Sky Deutschland AG jumped to the highest in almost five years as additional customers helped profit beat estimates at the German pay-television provider controlled by Rupert Murdoch’s Twenty-First Century Fox Inc.
Second-quarter earnings before interest, taxes, depreciation and amortization climbed 60 percent to 36.8 million euros ($48.8 million), the Munich-based company said today. Profit exceeded the 32.6 million-euro average of 10 analyst estimates compiled by Bloomberg. The stock gained as much as 7.9 percent to 6.66 euros in Frankfurt trading, the highest intraday price since October 2008.
“The company is building up a positive track record,” Frankfurt-based DZ Bank analyst Harald Heider, who recommends buying Sky Deutschland shares, said in a note to clients. “We expect an acceleration of the growth in the second half.”
Sky Deutschland reiterated today that it expects to post its first positive Ebitda since Murdoch began investing almost six years ago. Trailing 12-month Ebitda was 9.3 million euros. Chief Executive Officer Brian Sullivan is trying to lure customers with higher-capacity hard-drive recorders and content that can be accessed via mobile devices. The number of customers increased by 47,900 subscriptions from the first three months of 2013 to 3.45 million, the company said today.
“We have done a pretty good job on improving the service so that it meets the standards that German subscribers expect,” Sullivan said on a conference call. “We want and need to be in more homes and we are constantly fighting inertia.”
Sky Deutschland was trading up 6.6 percent at 6.58 euros as of 4:35 p.m. The volume of trading was more than twice the three-month daily average. The stock has jumped 59 percent this year, valuing the company at about 5.8 billion euros.
The company, known as Premiere AG until its 2009 rebranding, plans to continue increasing the proportion of revenue from advertising, Chief Financial Officer Steven Tomsic said in a telephone interview. Advertising revenue climbed 45 percent to 8.7 million euros, or 2.3 percent of the total, in the second quarter.

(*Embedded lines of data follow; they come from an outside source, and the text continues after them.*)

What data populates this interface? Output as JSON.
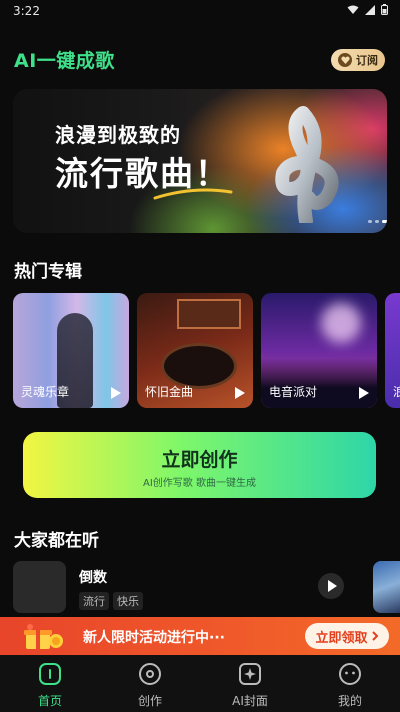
{
  "status_bar": {
    "time": "3:22"
  },
  "header": {
    "title": "AI一键成歌",
    "subscribe_label": "订阅"
  },
  "banner": {
    "line1": "浪漫到极致的",
    "line2": "流行歌曲！"
  },
  "hot_albums": {
    "title": "热门专辑",
    "items": [
      {
        "name": "灵魂乐章"
      },
      {
        "name": "怀旧金曲"
      },
      {
        "name": "电音派对"
      },
      {
        "name": "浪"
      }
    ]
  },
  "create": {
    "title": "立即创作",
    "subtitle": "AI创作写歌 歌曲一键生成"
  },
  "everyone": {
    "title": "大家都在听",
    "song": {
      "title": "倒数",
      "tags": [
        "流行",
        "快乐"
      ]
    }
  },
  "promo": {
    "text": "新人限时活动进行中···",
    "button": "立即领取"
  },
  "tabs": [
    {
      "label": "首页",
      "icon": "home-icon",
      "active": true
    },
    {
      "label": "创作",
      "icon": "disc-icon",
      "active": false
    },
    {
      "label": "AI封面",
      "icon": "image-icon",
      "active": false
    },
    {
      "label": "我的",
      "icon": "profile-icon",
      "active": false
    }
  ],
  "colors": {
    "accent": "#3ee08a",
    "promo": "#f05a2a"
  }
}
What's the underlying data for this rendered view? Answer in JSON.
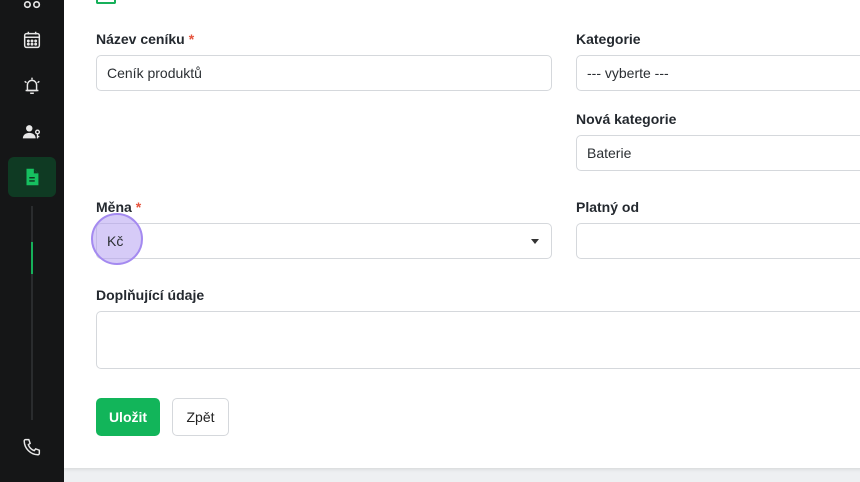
{
  "form": {
    "price_list_name_label": "Název ceníku",
    "price_list_name_value": "Ceník produktů",
    "required_mark": "*",
    "category_label": "Kategorie",
    "category_selected": "--- vyberte ---",
    "new_category_label": "Nová kategorie",
    "new_category_value": "Baterie",
    "currency_label": "Měna",
    "currency_value": "Kč",
    "valid_from_label": "Platný od",
    "valid_from_value": "",
    "additional_label": "Doplňující údaje",
    "additional_value": "",
    "save_label": "Uložit",
    "back_label": "Zpět"
  },
  "sidebar": {
    "items": [
      {
        "icon": "dashboard-icon"
      },
      {
        "icon": "calendar-icon"
      },
      {
        "icon": "alarm-icon"
      },
      {
        "icon": "user-key-icon"
      },
      {
        "icon": "document-icon",
        "active": true
      },
      {
        "icon": "phone-icon"
      }
    ]
  },
  "colors": {
    "accent": "#12b55a",
    "sidebar_bg": "#151617",
    "required": "#e5533c"
  }
}
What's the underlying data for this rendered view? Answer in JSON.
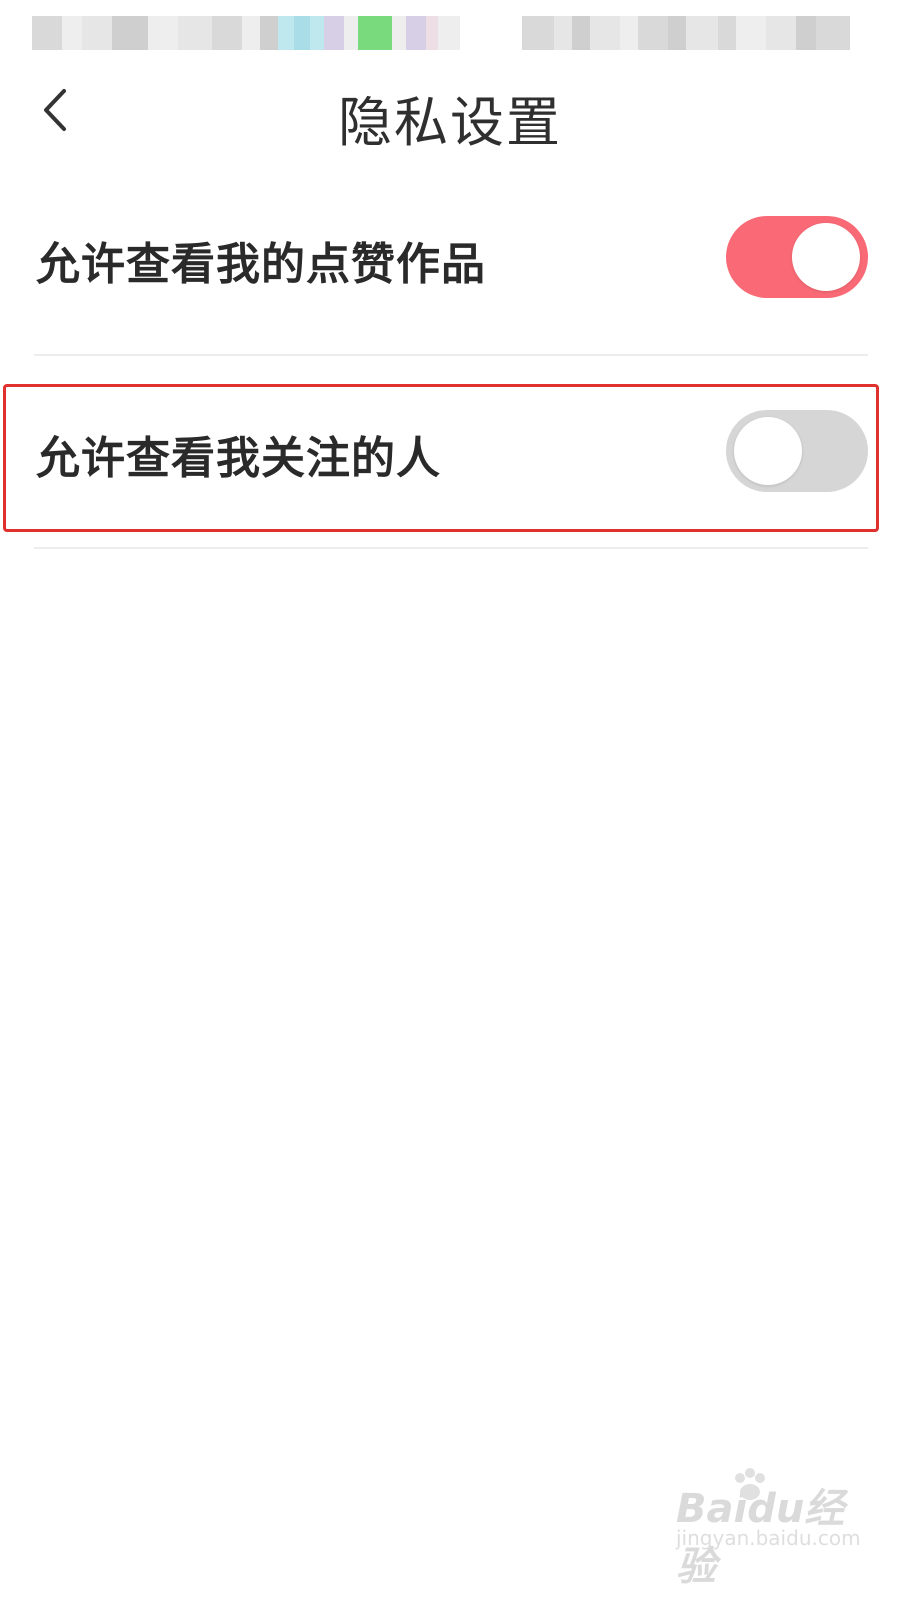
{
  "header": {
    "title": "隐私设置"
  },
  "settings": [
    {
      "label": "允许查看我的点赞作品",
      "enabled": true
    },
    {
      "label": "允许查看我关注的人",
      "enabled": false
    }
  ],
  "colors": {
    "toggle_on": "#f96a76",
    "toggle_off": "#d6d6d6",
    "highlight": "#e0312f"
  },
  "icons": {
    "back": "chevron-left-icon"
  },
  "watermark": {
    "logo": "Baidu经验",
    "url": "jingyan.baidu.com"
  }
}
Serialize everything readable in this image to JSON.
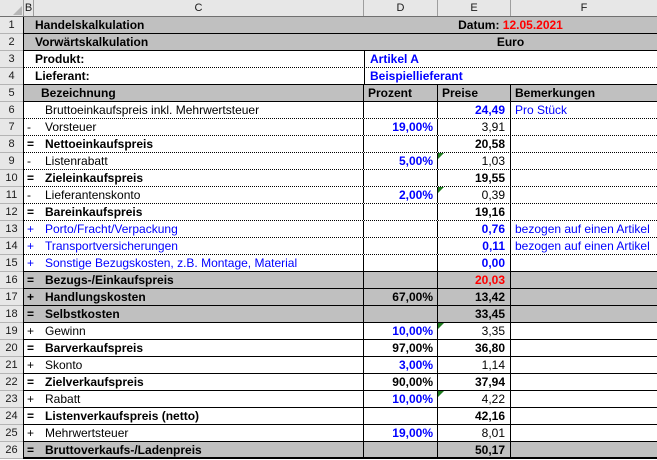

Web-streaming film services such as Amazon Inc.’s LoveFilm aren’t yet affecting Sky’s business, according to Tomsic. “Our business hasn’t really seen the impact from the proliferation of over-the-top providers in terms of subscribers switching from Sky,” he said, adding that growth in revenue per customer will accelerate in 2014 from the 4.9 percent year-on-year increase to 33.74 euros last quarter.
“This should be seen as a moderate rather than dramatic increase in growth profile,” he said.